まだ自分の力で立ち上がれるだけの余力が弥代にはなかった。今の自分では少女を、桜をここから連れ出せないことが嫌というほど分かっていた。弥代は形振りなど構ってられない。そう、そんなものは一切関係がないのだ。だから、
「あの子を、助けたい…っ!」
やはり自身の声さえも今は届かない。それでも弥代は強く、強くそう自分の望む答えを口にした。
決して揺らぐこと知らぬ彼の瞳が、奥底で小さく震えたような気がした。
「……分かった。」
「弥代は、あの子どもを助けたい。分かりやすく、助かる。
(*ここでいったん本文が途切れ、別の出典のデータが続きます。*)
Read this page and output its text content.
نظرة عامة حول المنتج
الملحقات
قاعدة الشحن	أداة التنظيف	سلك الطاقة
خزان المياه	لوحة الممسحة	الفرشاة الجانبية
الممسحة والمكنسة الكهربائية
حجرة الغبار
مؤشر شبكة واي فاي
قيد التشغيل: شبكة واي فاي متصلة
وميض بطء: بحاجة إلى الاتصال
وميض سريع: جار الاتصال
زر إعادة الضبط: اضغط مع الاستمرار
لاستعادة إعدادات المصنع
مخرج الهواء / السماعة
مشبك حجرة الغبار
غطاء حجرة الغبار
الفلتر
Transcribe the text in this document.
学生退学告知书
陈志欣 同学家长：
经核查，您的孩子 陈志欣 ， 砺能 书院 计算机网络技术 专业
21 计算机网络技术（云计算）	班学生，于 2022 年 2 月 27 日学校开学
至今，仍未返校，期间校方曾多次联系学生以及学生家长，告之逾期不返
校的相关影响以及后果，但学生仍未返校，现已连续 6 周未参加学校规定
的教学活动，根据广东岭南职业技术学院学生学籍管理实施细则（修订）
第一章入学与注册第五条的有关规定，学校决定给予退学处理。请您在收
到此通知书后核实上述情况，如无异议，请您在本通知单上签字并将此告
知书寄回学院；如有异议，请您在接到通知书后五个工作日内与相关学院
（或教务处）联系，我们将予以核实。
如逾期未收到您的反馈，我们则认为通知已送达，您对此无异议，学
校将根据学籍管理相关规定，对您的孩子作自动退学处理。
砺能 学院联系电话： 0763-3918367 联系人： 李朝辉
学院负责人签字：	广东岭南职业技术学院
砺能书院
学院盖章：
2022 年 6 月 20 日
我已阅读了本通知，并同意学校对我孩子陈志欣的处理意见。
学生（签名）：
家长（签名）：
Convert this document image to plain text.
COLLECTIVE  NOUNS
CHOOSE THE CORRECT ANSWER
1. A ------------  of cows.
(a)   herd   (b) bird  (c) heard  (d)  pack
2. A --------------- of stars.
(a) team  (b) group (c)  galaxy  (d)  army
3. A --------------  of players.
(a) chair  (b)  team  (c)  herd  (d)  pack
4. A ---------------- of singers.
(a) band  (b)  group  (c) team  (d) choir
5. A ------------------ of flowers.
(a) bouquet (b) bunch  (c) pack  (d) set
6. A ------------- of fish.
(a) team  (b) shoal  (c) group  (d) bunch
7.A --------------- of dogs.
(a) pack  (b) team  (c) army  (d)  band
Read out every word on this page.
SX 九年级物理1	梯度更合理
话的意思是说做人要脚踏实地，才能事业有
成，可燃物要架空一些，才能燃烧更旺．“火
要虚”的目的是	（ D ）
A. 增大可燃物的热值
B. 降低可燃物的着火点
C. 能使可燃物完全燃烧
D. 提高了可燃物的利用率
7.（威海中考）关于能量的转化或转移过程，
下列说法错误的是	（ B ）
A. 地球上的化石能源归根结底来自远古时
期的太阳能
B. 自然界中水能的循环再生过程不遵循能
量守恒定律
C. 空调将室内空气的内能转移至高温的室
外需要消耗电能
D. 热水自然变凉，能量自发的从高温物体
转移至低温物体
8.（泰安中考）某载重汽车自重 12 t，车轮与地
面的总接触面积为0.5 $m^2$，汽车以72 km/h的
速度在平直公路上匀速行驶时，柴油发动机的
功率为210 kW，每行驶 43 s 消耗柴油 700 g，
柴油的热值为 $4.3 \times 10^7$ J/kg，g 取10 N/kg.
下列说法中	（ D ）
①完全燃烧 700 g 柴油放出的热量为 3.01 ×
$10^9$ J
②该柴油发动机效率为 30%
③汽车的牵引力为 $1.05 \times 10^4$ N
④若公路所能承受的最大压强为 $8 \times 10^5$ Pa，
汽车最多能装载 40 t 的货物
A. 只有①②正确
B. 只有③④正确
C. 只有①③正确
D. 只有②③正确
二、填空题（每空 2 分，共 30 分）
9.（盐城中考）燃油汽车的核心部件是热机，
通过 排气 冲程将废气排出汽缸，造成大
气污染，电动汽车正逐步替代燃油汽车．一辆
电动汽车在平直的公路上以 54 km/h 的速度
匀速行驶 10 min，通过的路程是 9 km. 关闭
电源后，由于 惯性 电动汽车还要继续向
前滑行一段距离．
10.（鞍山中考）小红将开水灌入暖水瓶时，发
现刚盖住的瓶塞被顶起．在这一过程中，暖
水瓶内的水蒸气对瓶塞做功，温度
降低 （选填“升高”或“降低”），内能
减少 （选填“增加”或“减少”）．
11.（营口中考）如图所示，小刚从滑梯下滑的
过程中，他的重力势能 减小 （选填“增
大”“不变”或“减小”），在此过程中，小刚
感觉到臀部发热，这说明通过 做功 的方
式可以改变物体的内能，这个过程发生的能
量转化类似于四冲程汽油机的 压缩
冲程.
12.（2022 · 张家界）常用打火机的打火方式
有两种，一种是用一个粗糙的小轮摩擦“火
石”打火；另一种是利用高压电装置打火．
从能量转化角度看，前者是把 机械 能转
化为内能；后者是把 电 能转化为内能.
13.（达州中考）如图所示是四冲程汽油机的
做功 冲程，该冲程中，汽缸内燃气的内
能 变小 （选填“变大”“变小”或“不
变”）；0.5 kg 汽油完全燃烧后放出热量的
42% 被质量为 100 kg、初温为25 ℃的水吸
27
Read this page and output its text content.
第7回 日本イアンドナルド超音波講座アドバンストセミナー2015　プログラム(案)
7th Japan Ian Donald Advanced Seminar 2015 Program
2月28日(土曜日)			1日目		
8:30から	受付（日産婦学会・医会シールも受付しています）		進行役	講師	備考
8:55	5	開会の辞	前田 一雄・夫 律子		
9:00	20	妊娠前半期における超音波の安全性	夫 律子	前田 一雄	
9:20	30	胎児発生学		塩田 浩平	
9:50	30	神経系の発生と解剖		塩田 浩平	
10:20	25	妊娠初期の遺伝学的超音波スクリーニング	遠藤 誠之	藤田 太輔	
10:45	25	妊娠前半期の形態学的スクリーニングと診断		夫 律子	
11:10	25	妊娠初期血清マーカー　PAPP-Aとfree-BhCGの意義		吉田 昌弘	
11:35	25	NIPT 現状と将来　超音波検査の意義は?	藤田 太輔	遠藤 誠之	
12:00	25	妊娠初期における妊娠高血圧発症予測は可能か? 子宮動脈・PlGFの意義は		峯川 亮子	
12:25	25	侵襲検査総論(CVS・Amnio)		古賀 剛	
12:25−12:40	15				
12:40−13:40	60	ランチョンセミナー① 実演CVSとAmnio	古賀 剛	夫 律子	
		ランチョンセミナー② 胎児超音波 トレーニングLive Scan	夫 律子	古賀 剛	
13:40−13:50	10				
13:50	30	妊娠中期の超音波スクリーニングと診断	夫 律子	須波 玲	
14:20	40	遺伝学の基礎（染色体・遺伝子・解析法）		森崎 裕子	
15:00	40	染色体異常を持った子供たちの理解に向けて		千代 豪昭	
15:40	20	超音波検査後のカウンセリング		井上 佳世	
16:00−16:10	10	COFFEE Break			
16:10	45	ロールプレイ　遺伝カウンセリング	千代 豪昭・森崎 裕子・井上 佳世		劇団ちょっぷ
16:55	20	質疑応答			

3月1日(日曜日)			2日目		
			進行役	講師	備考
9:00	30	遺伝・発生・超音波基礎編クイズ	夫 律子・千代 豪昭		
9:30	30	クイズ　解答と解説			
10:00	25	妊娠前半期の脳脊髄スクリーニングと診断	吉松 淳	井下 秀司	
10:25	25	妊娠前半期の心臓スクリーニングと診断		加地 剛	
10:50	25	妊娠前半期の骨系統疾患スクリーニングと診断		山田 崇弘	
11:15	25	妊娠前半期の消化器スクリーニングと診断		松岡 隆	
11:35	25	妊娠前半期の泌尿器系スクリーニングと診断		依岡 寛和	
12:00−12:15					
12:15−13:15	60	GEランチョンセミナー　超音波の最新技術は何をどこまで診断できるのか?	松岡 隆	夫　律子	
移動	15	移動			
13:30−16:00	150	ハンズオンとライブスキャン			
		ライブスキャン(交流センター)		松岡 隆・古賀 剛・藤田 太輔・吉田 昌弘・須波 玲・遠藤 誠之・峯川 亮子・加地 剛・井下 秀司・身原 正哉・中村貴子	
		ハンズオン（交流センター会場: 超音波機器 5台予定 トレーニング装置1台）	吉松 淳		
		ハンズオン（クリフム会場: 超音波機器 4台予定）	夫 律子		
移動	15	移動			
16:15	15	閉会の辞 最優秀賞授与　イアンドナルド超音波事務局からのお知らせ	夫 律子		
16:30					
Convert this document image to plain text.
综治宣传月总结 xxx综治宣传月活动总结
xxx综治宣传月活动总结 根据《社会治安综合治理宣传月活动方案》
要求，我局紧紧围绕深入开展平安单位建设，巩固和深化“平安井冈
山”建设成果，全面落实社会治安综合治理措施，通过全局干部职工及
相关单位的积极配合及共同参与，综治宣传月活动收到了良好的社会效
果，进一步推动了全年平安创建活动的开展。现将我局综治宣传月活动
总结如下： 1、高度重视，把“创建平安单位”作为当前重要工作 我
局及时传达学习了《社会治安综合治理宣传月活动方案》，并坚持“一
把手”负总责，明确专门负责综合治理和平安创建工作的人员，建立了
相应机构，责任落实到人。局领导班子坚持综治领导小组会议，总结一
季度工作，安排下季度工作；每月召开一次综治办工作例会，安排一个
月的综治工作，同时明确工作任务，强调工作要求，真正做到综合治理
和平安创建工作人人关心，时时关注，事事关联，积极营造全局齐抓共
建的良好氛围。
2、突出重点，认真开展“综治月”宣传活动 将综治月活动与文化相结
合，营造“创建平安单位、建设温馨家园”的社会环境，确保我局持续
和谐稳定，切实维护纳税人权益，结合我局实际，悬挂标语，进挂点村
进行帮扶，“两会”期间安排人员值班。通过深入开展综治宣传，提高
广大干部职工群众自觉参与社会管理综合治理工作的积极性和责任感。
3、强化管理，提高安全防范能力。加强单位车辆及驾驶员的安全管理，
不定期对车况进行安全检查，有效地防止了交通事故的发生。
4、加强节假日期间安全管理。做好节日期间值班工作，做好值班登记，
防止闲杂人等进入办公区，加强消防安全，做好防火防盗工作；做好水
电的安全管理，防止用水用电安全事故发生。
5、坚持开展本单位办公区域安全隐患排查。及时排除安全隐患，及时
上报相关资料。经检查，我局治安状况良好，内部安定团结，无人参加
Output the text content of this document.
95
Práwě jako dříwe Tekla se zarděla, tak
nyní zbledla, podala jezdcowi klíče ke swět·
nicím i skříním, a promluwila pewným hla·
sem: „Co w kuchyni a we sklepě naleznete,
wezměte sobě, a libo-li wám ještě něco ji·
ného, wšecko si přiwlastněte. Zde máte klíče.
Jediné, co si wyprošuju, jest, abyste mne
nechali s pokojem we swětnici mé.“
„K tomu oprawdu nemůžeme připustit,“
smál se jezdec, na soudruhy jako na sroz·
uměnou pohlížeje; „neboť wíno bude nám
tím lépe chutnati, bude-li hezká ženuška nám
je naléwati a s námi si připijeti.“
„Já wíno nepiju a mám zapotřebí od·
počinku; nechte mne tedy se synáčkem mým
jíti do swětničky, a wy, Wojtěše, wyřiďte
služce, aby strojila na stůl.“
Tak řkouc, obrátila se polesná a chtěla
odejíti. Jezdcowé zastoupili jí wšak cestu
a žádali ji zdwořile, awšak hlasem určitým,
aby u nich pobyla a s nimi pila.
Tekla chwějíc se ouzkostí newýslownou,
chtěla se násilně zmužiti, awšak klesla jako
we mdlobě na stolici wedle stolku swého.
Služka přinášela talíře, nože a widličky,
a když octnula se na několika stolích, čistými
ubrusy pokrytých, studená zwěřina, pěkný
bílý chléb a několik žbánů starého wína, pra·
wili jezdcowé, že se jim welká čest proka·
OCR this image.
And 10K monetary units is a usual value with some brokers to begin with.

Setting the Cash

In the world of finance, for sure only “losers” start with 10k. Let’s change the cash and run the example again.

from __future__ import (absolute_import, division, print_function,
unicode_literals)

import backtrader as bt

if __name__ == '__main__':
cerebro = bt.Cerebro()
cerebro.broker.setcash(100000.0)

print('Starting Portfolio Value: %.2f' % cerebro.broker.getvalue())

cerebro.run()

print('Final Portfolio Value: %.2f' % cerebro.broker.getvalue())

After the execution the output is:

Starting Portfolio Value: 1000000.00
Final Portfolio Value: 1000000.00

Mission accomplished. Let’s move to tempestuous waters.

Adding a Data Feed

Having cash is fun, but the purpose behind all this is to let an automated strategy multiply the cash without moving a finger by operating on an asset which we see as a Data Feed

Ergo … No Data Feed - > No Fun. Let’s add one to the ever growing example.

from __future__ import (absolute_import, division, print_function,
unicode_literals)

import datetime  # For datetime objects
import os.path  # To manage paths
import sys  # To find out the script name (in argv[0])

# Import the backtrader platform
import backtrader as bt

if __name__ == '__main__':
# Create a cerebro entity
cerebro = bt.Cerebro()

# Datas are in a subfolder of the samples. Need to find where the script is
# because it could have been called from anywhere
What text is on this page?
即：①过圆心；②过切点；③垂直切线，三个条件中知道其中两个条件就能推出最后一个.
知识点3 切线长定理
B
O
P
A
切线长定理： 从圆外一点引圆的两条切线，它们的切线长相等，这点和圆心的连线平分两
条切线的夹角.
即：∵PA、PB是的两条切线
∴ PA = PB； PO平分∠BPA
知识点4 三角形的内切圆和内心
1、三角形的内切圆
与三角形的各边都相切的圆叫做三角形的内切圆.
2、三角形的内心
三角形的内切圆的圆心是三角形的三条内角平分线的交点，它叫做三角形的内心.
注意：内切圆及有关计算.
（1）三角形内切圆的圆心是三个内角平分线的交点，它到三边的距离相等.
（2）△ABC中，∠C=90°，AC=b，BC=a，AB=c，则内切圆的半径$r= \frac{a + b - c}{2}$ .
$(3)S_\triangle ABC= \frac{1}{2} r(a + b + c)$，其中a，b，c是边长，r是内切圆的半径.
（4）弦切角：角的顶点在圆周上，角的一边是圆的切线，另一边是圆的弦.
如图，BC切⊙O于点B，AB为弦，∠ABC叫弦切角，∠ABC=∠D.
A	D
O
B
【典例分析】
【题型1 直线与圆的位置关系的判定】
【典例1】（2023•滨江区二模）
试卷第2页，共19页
」
聞かずとも分かりきっていたことを春原は訊ねた。
見下ろすその姿は、今はやはり髪色が普段と異なるのも含めてどことなく違和感は拭いきれないが、それでもその赤い真っ直ぐな眼差しだけは変わらないことが、どこか春原は嬉しかった。
(……嬉しい?そうか、これは嬉しい、ことか。俺は今、喜んでいるのかもしれない。)
高く燃え上がる炎がその輪郭を照らすも、陽の下とは見え方が異なり土汚れなの怪我による出血なのかは分からなかったが、弥代のその答えに春原は小さくその口角を持ちあげた。